Pünktlich zum „Internationalen Tag der Pflegenden“ am 12. Mai präsentierte Bundesminister Rauch die mehrfach angekündigte und oftmals verschobene Pflegereform. Auf den ersten Blick sind die Eckpunkte vielversprechend, einige davon haben jedoch ihren Pferdefuß. Da wäre einmal die Bezahlung für den gehobenen Dienst für Gesundheits- und Krankenpflege, Pflegefachassistenten und Pflegeassistenten, angehoben um durchschnittlich ein Monatsgehalt – leider vorerst nur für die Jahre 2022 und 2023, offen ist somit die Finanzierung danach. Ein weiteres Zuckerl winkt in Form von Freizeit. Eine zusätzliche Entlastungswoche für alle Pflegepersonen ab dem 43. Geburtstag, sowie 2 Stunden Zeitguthaben pro Nachtdienst – offen ist, welche Personalressourcen diese fehlende Präsenz in der Pflegepraxis kompensieren werden.

Auch das Thema Ausbildung soll in erster Linie mit Geld angegangen werden – aber nicht durch den weiteren Ausbau von FH – Studienplätzen, auch nicht durch die weitere Förderung von Ausbildungswegen über berufsbildende höhere Schulen und auch nicht durch eine finanzielle Unterstützung beim Erwerb von Zusatzqualifikationen. Immerhin stehen künftig als Basis zumindest 600. – Euro Ausbildungszuschuss für die Erstausbildung zur Verfügung, für Umsteiger und Wiedereinsteiger winken Pflegestipendien von 14. 00, — Euro pro Monat.

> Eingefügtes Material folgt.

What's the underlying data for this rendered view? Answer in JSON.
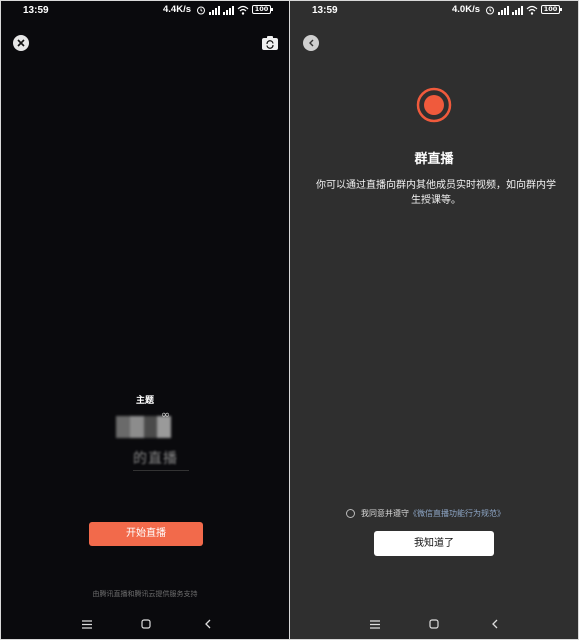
{
  "left_screen": {
    "status_bar": {
      "time": "13:59",
      "net_speed": "4.4K/s",
      "battery": "100"
    },
    "topic_label": "主题",
    "topic_title_blurred": "的直播",
    "start_button": "开始直播",
    "footer_note": "由腾讯直播和腾讯云提供服务支持",
    "icons": [
      "close-icon",
      "camera-switch-icon"
    ]
  },
  "right_screen": {
    "status_bar": {
      "time": "13:59",
      "net_speed": "4.0K/s",
      "battery": "100"
    },
    "title": "群直播",
    "description": "你可以通过直播向群内其他成员实时视频，如向群内学生授课等。",
    "agreement_prefix": "我同意并遵守",
    "agreement_link": "《微信直播功能行为规范》",
    "ok_button": "我知道了",
    "icons": [
      "back-icon",
      "record-icon"
    ]
  },
  "colors": {
    "accent": "#f26a4b",
    "record": "#f05a3c",
    "link": "#8ea6c6",
    "dark_bg": "#2f2f2f",
    "black_bg": "#0a0a0d"
  }
}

Ob das fehlende Interesse bei Jugendlichen für Pflegeberufe durch die bundesweit geplanten Modellversuche der Lehrlingsausbildung für Pflegeberufe geweckt werden kann, ist abzuwarten. Sicher ist, dass, bei, bereits jetzt mangelnden Ressourcen am Sektor Praxisanleitung für den praktischen Teil der Pflegeausbildung, weitere Belastungen entstehen werden. Höchst fraglich ist auch, ob die geplanten Kompetenzerweiterungen für Pflegefachassistenten und Pflegeassistenten in der Pflegepraxis die gewünschten Effekte erzielen.

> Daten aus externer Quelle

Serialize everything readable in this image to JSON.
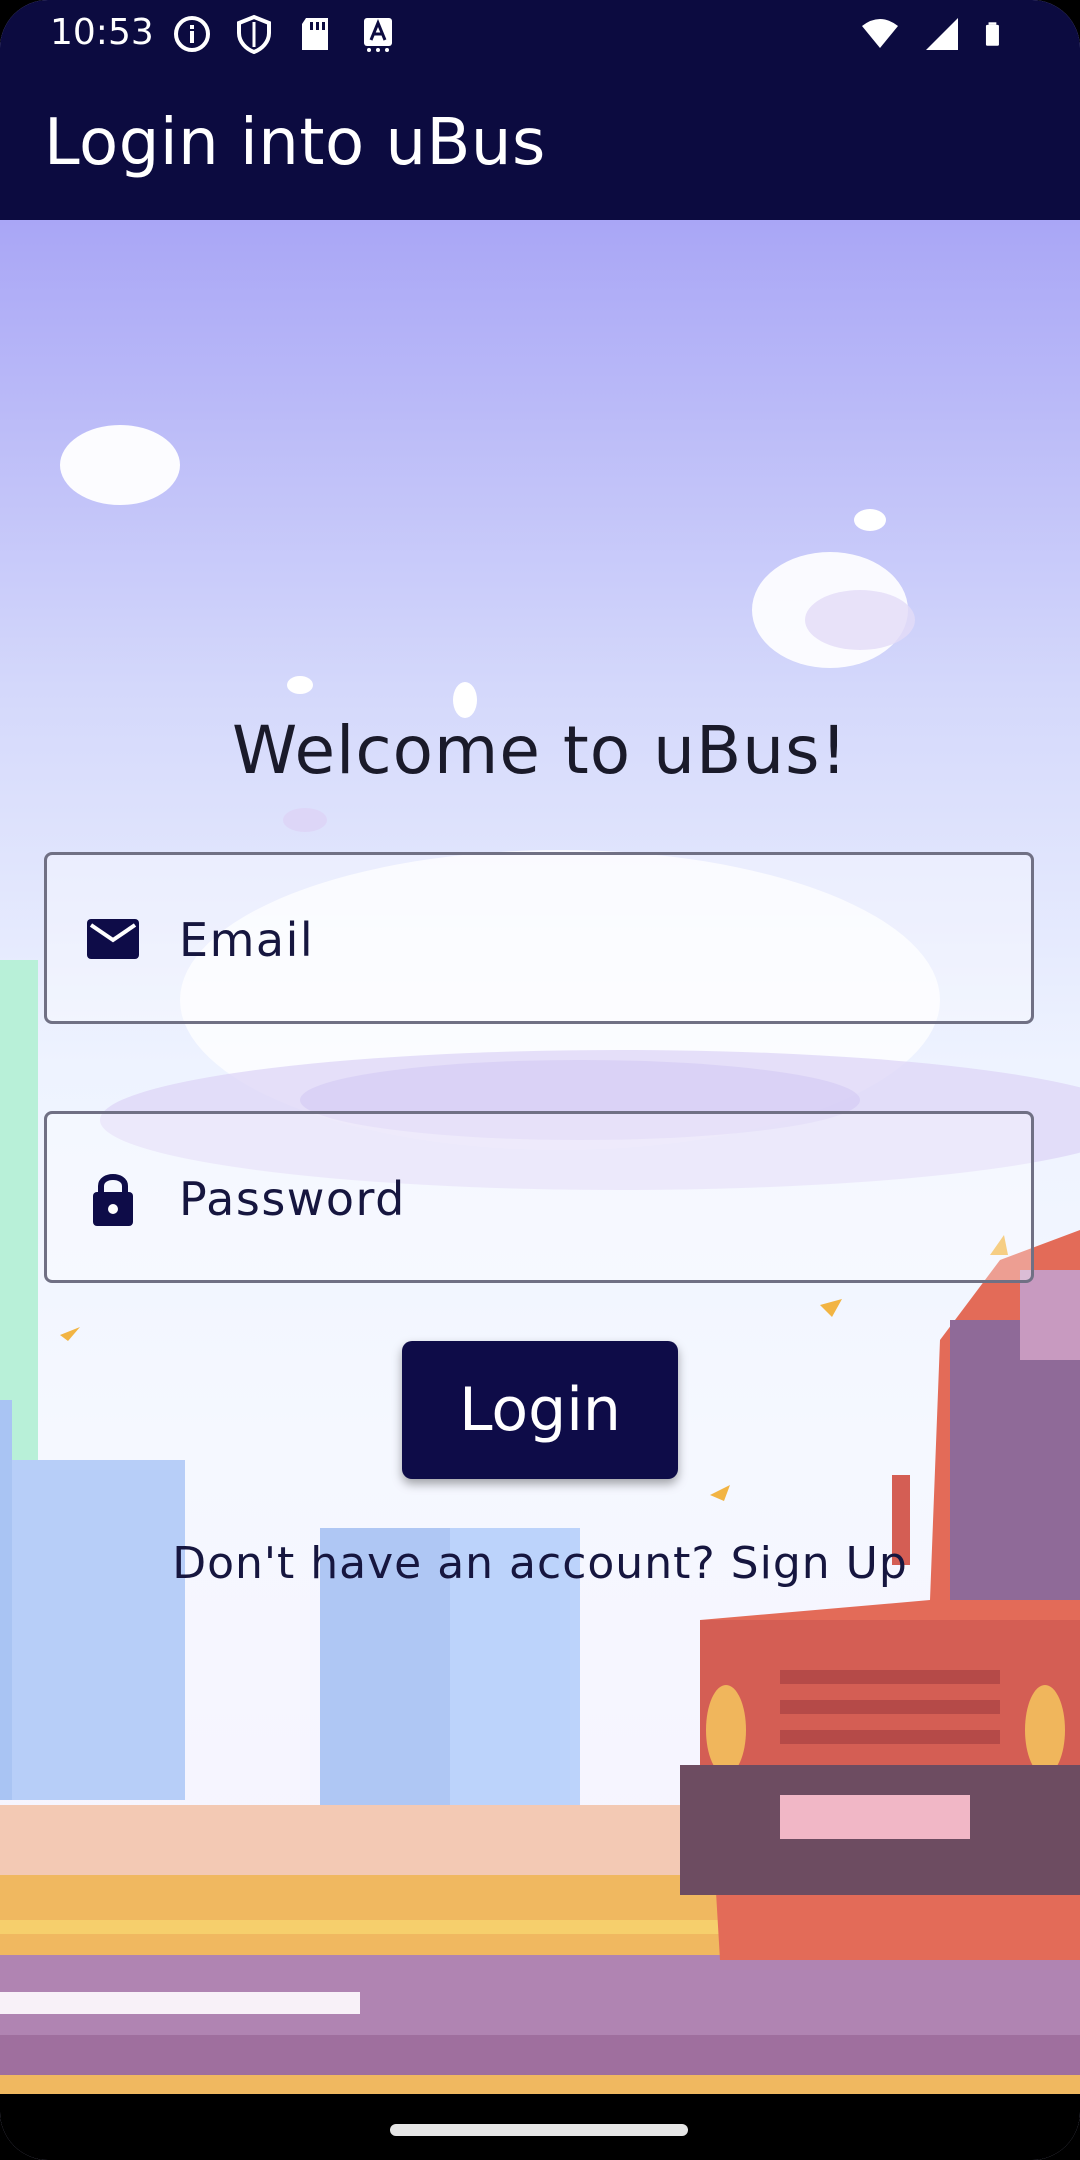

Vielmehr wurde die große Gruppe des gehobenen Dienstes für Gesundheits- und Krankenpflege völlig ignoriert – oder gar vergessen? Wo ist für diese Qualifikationslevels die Nutzung und Ausweitung ihrer fundierten Pflegefachkompetenz vorgesehen – Stichwort Versorgung chronisch Kranker, Stichwort Weiterentwicklung der Primärversorgung und des Handlungsfeldes der Community Nurse? Und was ist für die mobilen Dienste vorgesehen?

Echte und vor allem nachhaltige Reformschritte sind bei dieser sogenannten Pflegereform derzeit nicht zu finden. Dabei wäre es dringend notwendig, etwa die Zusammenarbeit aller Gesundheitsberufe im Sinne gezielter pflegerischer und medizinischer Leistungsangebote strukturell zu fördern, bedarfsorientiert zu gestalten, sowie die Angebote der Sozialberufe besser zu nutzen.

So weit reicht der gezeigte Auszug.